Пятница, 21 сентября. Утро
Москва, площадь Дзержинского
В Иванове будто качались весы — омахивая стрелкой дугу от облегчения до ожесточения. Хотелось и потискать Елену, утешить ее, и отшлепать. Впрочем, второе ощущение принимало уж больно игривый оттенок…
Девушка сидела напротив, забравшись с ногами в глубокое кресло. Она выглядела очень уставшей и расстроенной.

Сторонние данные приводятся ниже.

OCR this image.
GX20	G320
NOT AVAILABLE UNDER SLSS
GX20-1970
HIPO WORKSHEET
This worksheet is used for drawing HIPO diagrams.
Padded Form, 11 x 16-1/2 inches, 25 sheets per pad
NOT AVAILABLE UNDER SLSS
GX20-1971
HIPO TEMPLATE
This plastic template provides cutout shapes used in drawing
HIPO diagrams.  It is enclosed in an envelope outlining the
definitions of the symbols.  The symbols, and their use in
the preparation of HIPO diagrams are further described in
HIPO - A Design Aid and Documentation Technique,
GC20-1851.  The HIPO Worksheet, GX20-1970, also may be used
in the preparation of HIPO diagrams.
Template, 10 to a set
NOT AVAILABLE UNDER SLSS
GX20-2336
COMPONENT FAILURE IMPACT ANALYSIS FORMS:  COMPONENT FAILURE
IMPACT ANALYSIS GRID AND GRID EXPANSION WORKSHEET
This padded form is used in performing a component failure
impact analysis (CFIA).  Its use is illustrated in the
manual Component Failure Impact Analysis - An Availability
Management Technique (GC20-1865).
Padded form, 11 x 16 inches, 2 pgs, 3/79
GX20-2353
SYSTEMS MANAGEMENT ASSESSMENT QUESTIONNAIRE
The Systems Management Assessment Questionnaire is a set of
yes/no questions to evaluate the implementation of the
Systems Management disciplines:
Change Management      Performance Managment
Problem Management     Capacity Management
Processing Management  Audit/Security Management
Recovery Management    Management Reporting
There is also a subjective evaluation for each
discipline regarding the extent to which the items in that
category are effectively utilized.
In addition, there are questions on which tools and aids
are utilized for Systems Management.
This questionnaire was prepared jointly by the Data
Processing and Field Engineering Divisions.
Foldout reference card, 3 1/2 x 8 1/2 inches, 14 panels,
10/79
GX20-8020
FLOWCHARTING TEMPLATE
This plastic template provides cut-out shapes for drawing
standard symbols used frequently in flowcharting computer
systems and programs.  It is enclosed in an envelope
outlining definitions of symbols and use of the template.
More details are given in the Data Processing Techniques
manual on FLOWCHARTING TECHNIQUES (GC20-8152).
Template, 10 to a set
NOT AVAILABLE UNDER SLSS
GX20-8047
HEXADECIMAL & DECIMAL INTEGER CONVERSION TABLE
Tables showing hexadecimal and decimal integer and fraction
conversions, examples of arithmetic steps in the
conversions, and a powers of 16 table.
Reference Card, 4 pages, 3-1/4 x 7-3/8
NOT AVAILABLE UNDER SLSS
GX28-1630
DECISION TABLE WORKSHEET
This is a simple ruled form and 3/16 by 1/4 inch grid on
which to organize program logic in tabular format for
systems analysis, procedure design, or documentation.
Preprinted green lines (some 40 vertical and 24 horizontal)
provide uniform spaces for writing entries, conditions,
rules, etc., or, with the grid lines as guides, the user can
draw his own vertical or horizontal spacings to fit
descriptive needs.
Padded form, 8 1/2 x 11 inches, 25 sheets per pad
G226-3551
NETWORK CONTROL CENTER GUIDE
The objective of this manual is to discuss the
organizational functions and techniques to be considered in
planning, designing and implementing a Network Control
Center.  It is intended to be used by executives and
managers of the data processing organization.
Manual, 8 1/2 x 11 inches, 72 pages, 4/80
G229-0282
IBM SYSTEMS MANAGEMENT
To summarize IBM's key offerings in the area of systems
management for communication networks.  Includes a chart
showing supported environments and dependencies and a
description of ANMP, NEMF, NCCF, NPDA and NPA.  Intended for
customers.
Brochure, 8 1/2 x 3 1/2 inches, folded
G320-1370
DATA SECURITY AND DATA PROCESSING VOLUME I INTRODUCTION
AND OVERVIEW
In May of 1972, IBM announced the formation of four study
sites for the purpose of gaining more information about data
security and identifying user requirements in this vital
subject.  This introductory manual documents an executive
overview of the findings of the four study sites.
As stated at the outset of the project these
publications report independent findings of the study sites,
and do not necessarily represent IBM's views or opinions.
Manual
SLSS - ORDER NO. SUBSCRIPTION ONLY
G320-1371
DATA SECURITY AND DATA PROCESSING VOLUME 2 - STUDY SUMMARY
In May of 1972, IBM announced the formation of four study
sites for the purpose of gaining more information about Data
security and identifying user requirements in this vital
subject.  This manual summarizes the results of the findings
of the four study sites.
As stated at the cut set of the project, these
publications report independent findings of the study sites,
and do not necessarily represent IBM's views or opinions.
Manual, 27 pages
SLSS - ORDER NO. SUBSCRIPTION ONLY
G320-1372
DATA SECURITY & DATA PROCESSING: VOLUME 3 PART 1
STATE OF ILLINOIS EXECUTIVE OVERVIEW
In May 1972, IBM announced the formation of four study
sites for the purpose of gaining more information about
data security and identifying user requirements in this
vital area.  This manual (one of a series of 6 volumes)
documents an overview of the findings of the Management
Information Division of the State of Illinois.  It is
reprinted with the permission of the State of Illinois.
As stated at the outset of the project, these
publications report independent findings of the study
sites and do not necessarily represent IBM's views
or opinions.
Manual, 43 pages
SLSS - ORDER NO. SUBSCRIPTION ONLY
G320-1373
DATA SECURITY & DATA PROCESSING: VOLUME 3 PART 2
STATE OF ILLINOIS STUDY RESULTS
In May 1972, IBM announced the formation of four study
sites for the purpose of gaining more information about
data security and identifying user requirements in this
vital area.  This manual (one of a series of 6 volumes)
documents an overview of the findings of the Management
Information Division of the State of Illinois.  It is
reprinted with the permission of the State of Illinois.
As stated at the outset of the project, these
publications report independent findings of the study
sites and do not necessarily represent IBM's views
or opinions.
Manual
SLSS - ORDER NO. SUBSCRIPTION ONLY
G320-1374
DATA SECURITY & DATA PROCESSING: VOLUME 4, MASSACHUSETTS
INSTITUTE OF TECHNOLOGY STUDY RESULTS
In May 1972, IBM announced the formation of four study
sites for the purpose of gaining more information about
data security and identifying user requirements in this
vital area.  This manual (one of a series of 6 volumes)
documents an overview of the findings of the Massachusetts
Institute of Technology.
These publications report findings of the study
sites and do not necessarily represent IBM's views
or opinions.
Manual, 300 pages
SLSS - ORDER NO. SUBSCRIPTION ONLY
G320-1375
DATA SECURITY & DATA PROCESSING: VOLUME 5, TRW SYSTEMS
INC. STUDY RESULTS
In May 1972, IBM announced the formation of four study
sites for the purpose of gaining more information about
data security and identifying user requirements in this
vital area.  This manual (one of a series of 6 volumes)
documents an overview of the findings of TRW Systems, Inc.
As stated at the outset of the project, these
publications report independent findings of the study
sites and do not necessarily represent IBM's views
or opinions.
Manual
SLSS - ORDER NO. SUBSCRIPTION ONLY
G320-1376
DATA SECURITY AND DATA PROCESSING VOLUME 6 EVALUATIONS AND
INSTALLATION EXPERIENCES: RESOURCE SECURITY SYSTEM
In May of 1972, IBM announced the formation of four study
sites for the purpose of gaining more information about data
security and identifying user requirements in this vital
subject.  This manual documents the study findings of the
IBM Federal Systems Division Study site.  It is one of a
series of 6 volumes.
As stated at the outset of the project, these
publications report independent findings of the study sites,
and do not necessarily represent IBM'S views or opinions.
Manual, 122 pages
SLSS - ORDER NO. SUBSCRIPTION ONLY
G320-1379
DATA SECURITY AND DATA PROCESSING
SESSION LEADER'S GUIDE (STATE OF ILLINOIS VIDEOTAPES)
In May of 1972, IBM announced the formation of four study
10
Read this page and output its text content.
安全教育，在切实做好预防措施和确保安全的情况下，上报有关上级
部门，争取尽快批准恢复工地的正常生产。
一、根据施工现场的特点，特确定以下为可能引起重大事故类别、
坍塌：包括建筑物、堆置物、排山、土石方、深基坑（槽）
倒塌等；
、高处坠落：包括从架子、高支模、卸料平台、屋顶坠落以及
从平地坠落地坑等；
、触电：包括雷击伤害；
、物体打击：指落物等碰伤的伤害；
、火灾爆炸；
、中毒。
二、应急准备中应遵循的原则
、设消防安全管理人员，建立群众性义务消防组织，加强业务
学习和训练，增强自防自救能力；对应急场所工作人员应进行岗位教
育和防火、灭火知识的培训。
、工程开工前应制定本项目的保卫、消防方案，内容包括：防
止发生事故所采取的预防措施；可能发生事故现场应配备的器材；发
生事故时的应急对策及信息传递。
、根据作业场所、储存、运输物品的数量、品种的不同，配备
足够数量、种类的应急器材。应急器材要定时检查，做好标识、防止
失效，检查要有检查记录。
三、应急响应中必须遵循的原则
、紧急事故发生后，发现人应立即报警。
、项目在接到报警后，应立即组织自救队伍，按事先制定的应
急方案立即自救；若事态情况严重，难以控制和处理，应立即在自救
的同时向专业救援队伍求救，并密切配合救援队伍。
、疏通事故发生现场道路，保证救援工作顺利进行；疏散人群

— Знаешь, — тихо сказала Елена, — я тогда понимала каждую мелочь, но все равно, витал какой-то сюр… М-м… Слишком много мерзости! Эти… демонстранты, они были такие радостные, воодушевленные… Махали дурацкими плакатами… «Да здравствует свобода!», «Русские, возвращайтесь домой!» В таком вот духе… Сотни тысяч человек, Боря! Я, конечно, не сама смотрела, а трансляцию — там, в приемной, стоял большой телевизор. Понимаю, что оператор может поработать с разных ракурсов, создавая обманчивое впечатление массовости, но снимали с нескольких точек, и с какого-то этажа Дворца Культуры и Науки тоже. Море голов! А потом вышли эти, в нашей форме… Подкатили бэтээры, они поспрыгивали с брони, и сразу начали стрелять. Веером! Длинными очередями! Люди падали, как кегли… Паника началась, давка, а эти выродки только «рожки» меняют… Двести убитыми и… Я не помню уже, сколько тысяч раненых. Ужасно… А самое ужасное, что люди-то думают на нас!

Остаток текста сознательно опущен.